Full  Service: Metal Craft and Riverside Machine and Engineering

Full Service: Metal Craft and Riverside Machine and Engineering

Location: Elk River, Minnesota, and Eau Claire, Wisconsin |  Employees: 310 |  Specialty: Manufactures parts made of metal, plastic, or raw bar material for use in various industries

Machine shops are a Minnesota specialty, and sister companies Metal Craft and Riverside Machine and Engineering are leaders, providing manufacturing services to original equipment manufacturers in a wide range of key industries including medical devices, defense contracting, electronics, and thermal management. The second-generation family-owned companies offer full-service manufacturing, and they pride themselves on applying that philosophy to all aspects of the business—even beyond the manufacturing floor.
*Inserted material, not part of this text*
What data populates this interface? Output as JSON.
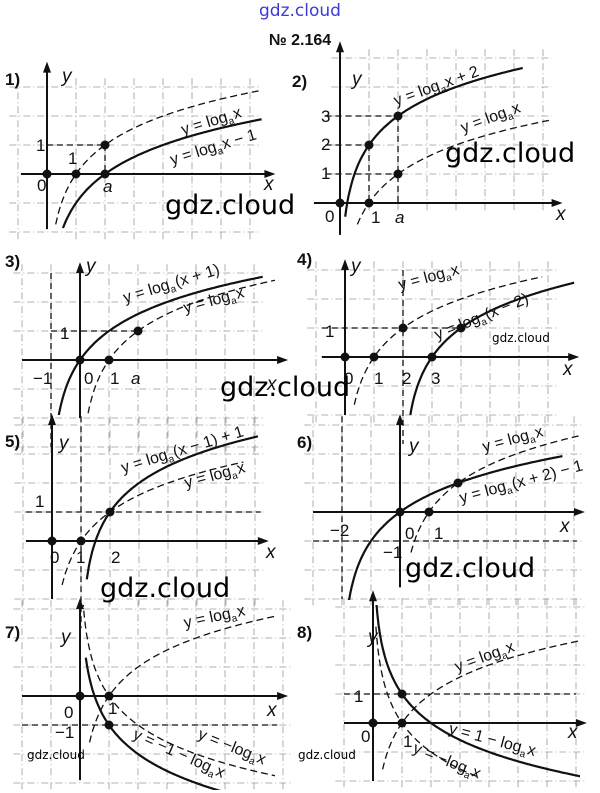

“The difference with us is that we can take your project on and we do all of the services in-house,” says CEO Trisha Mowry, whose father founded Metal Craft in 1978. (Metal Craft acquired Riverside in 1996.) “Many machine shops will have milling and turning, but they don’t have the other services like gun drilling, grinding, and welding.” 

The sister companies are known for taking on projects that others turn away, and partnering with local suppliers when needed. “We make it simple,” Mowry says. 

Metal Craft and Riverside have grown 20 percent year over year for the past four years. The companies had projected 30 percent growth for 2020, but that fell short due to the pandemic. Even so, leadership continued planning for the future, purchasing new equipment and adding employees. 

Because hiring continues to be a challenge, Metal Craft and Riverside made it a point to bring in and retain new talent. “We are all looking for employees,” says Mowry. “The trade and technology sector had been struggling long before Covid.” In response, the companies have opened their doors for tours and are partnering with local trade schools like Anoka Technical College and Dunwoody College of Technology in Minneapolis to get “kids, parents, and grandparents in to see what it is that we do and let them know there are opportunities in this field to make a good living. We want them to get past the stigma that a machine shop is a dirty place.”